Team GB tops the chart! Mathematically, this is because GB combines a large rate of medals per capita with a large population. Therefore it has the statistical weight to move the inferred value of \(q\) away from the prior expectation. Smaller countries with several golds like Jamaica also do well, but tiny Bahamas is now much further down the list - 1 gold medal just isn’t enough information to tell you much about the underlying rate at which a country tends to win golds.

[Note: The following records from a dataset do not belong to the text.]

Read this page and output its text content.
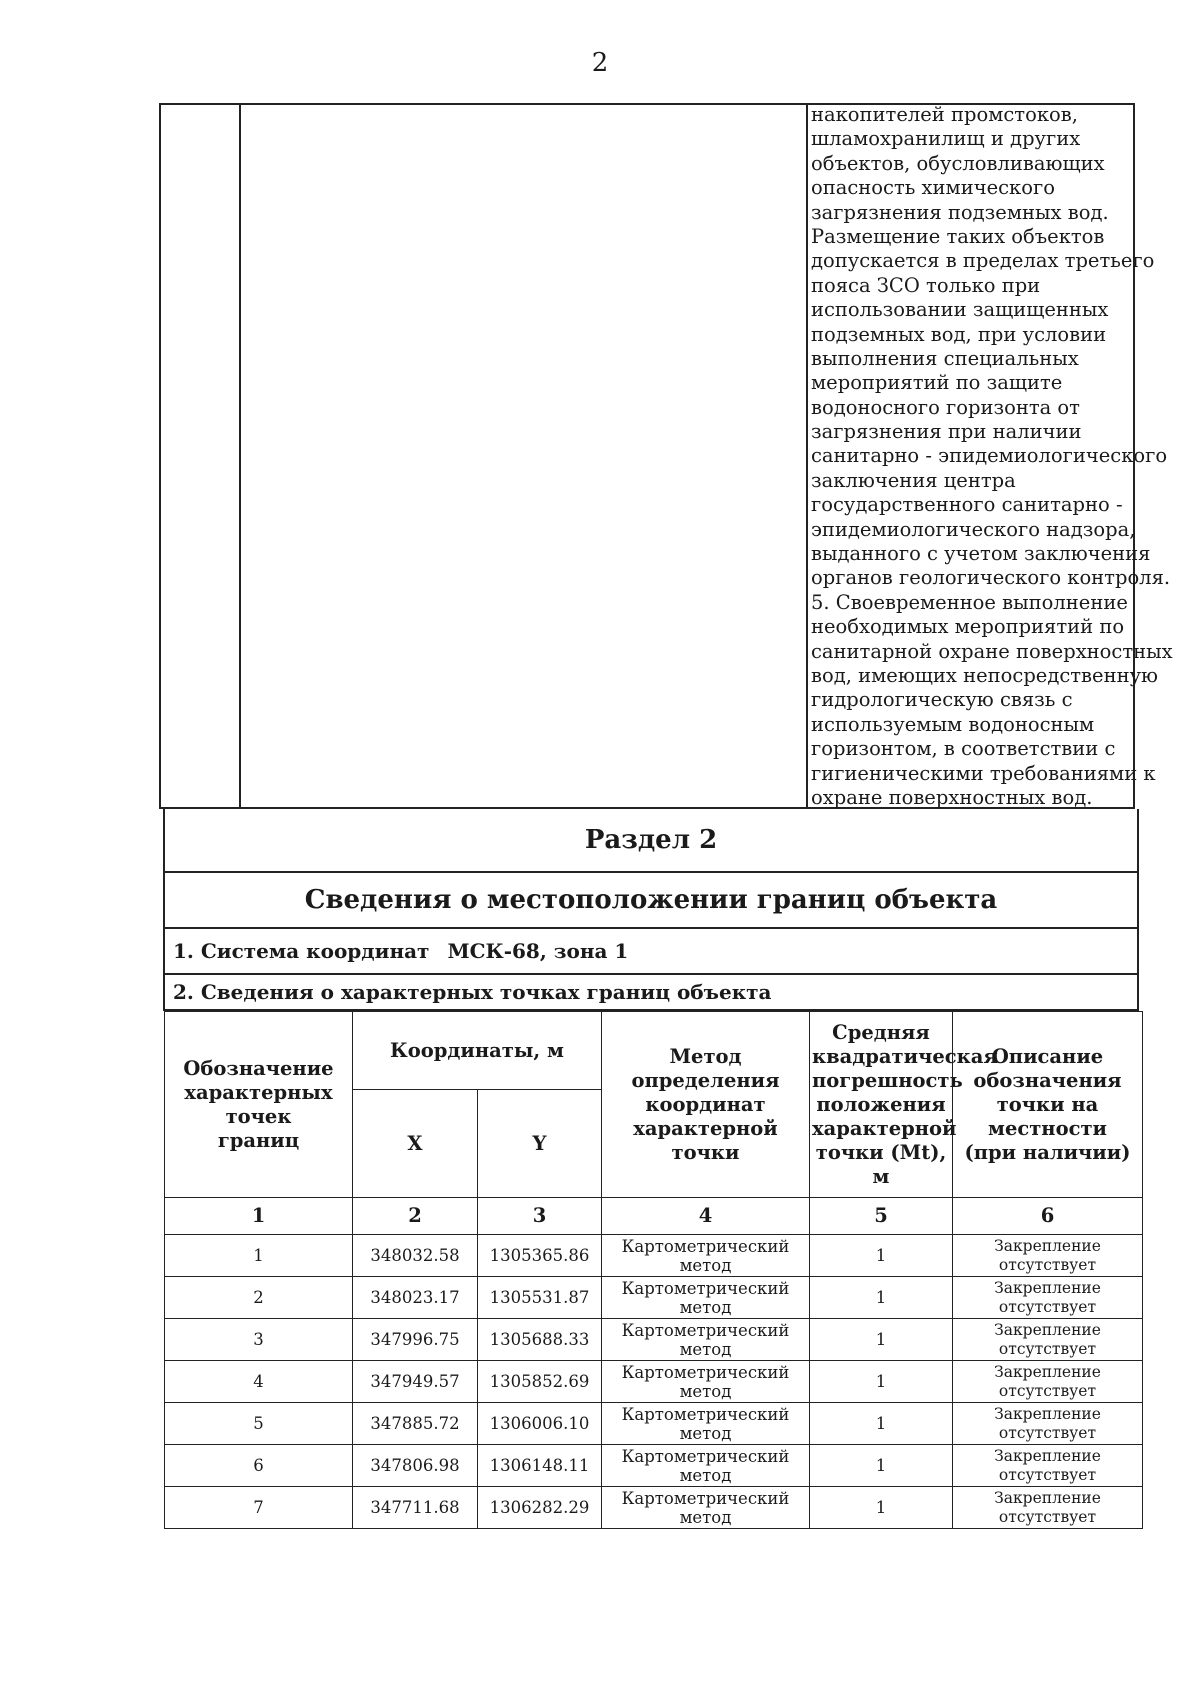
2
накопителей промстоков,
шламохранилищ и других
объектов, обусловливающих
опасность химического
загрязнения подземных вод.
Размещение таких объектов
допускается в пределах третьего
пояса ЗСО только при
использовании защищенных
подземных вод, при условии
выполнения специальных
мероприятий по защите
водоносного горизонта от
загрязнения при наличии
санитарно - эпидемиологического
заключения центра
государственного санитарно -
эпидемиологического надзора,
выданного с учетом заключения
органов геологического контроля.
5. Своевременное выполнение
необходимых мероприятий по
санитарной охране поверхностных
вод, имеющих непосредственную
гидрологическую связь с
используемым водоносным
горизонтом, в соответствии с
гигиеническими требованиями к
охране поверхностных вод.
Раздел 2
Сведения о местоположении границ объекта
1. Система координат МСК-68, зона 1
2. Сведения о характерных точках границ объекта
Обозначение характерных точек границ	Координаты, м		Метод определения координат характерной точки	Средняя квадратическая погрешность положения характерной точки (Mt), м	Описание обозначения точки на местности (при наличии)
	X	Y			
1	2	3	4	5	6
1	348032.58	1305365.86	Картометрический метод	1	Закрепление отсутствует
2	348023.17	1305531.87	Картометрический метод	1	Закрепление отсутствует
3	347996.75	1305688.33	Картометрический метод	1	Закрепление отсутствует
4	347949.57	1305852.69	Картометрический метод	1	Закрепление отсутствует
5	347885.72	1306006.10	Картометрический метод	1	Закрепление отсутствует
6	347806.98	1306148.11	Картометрический метод	1	Закрепление отсутствует
7	347711.68	1306282.29	Картометрический метод	1	Закрепление отсутствует
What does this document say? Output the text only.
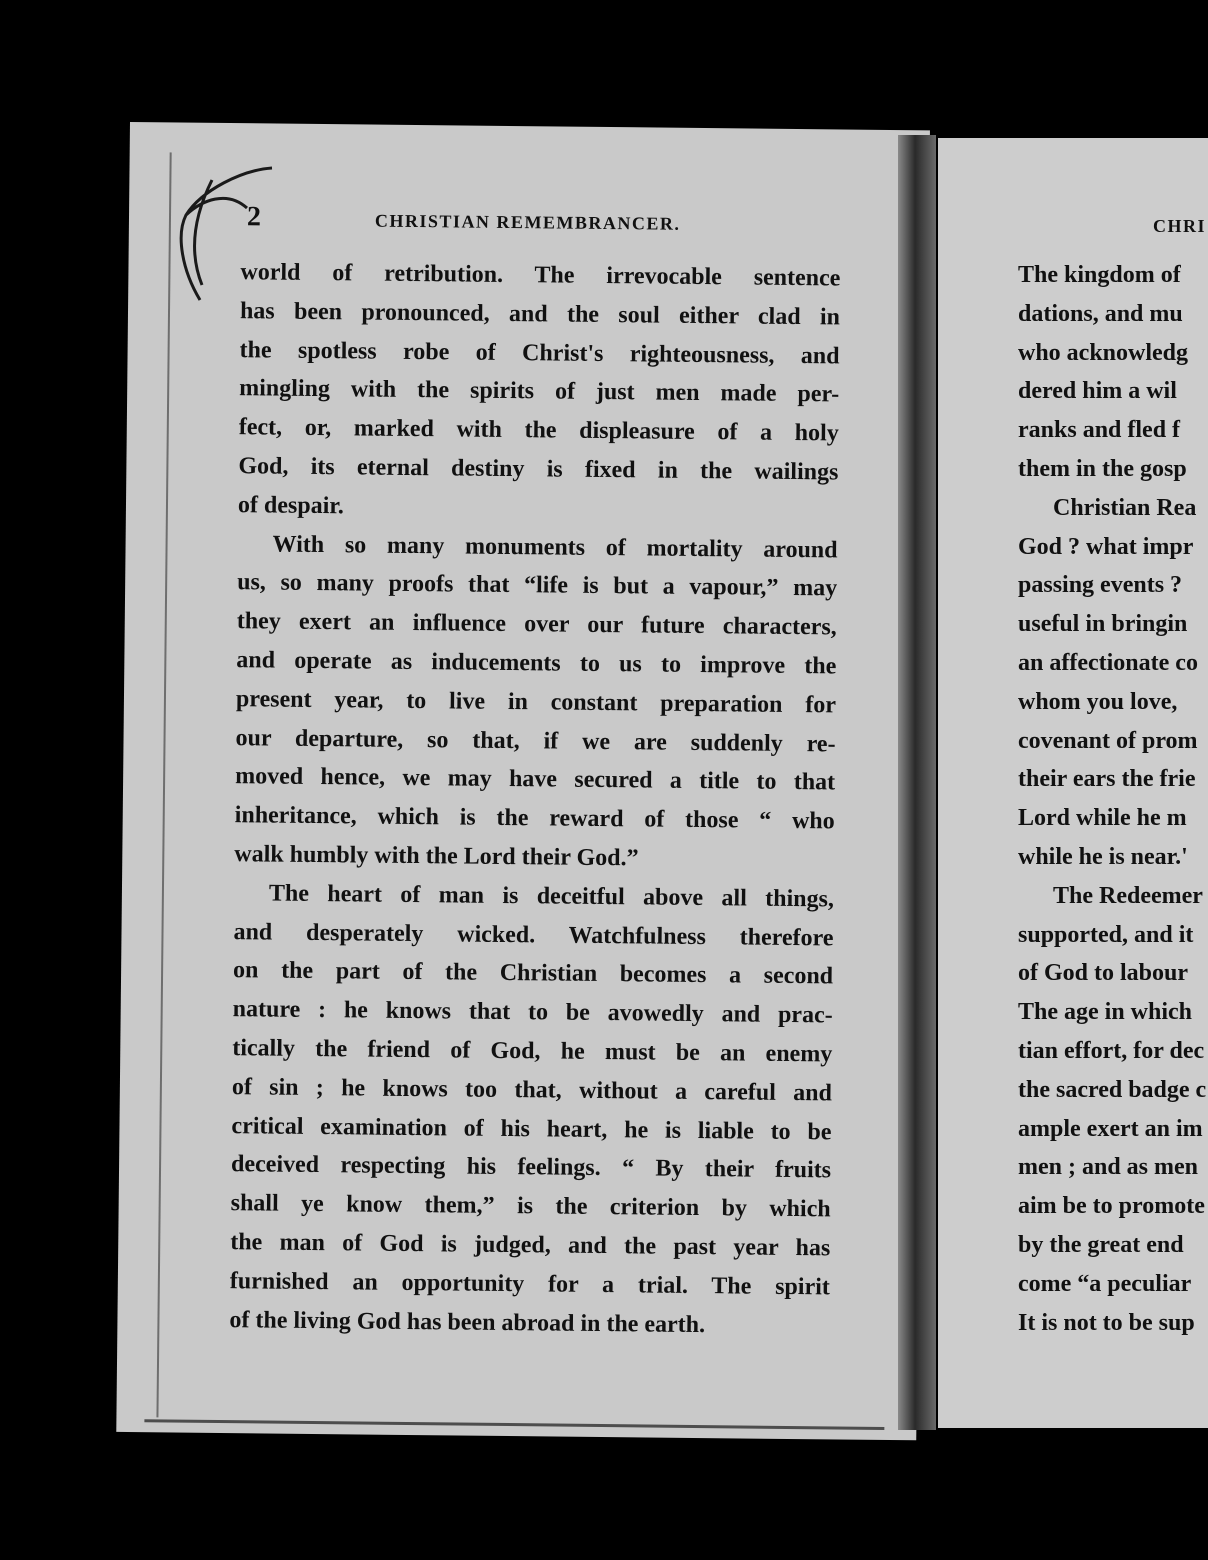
2	CHRISTIAN REMEMBRANCER.
world of retribution. The irrevocable sentence
has been pronounced, and the soul either clad in
the spotless robe of Christ's righteousness, and
mingling with the spirits of just men made per-
fect, or, marked with the displeasure of a holy
God, its eternal destiny is fixed in the wailings
of despair.
With so many monuments of mortality around
us, so many proofs that “life is but a vapour,” may
they exert an influence over our future characters,
and operate as inducements to us to improve the
present year, to live in constant preparation for
our departure, so that, if we are suddenly re-
moved hence, we may have secured a title to that
inheritance, which is the reward of those “ who
walk humbly with the Lord their God.”
The heart of man is deceitful above all things,
and desperately wicked. Watchfulness therefore
on the part of the Christian becomes a second
nature : he knows that to be avowedly and prac-
tically the friend of God, he must be an enemy
of sin ; he knows too that, without a careful and
critical examination of his heart, he is liable to be
deceived respecting his feelings. “ By their fruits
shall ye know them,” is the criterion by which
the man of God is judged, and the past year has
furnished an opportunity for a trial. The spirit
of the living God has been abroad in the earth.
CHRI
The kingdom of
dations, and mu
who acknowledg
dered him a wil
ranks and fled f
them in the gosp
Christian Rea
God ? what impr
passing events ?
useful in bringin
an affectionate co
whom you love,
covenant of prom
their ears the frie
Lord while he m
while he is near.'
The Redeemer
supported, and it
of God to labour
The age in which
tian effort, for dec
the sacred badge c
ample exert an im
men ; and as men
aim be to promote
by the great end
come “a peculiar
It is not to be sup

You could easily extend this analysis by aggregating the results of previous Olympics too. With data from more years there would be more evidence to move the quality of smaller countries away from the prior. In terms of predicting the future performance of countries you would need to decide on an appropriate weighting of past results, which you could in principle do by trying to make a predictive model for the 2016 results from 2012, 2008 etc. Data from Rio and previous Olympics is available here

Additional note: this is my first blog post written entirely in R Markdown.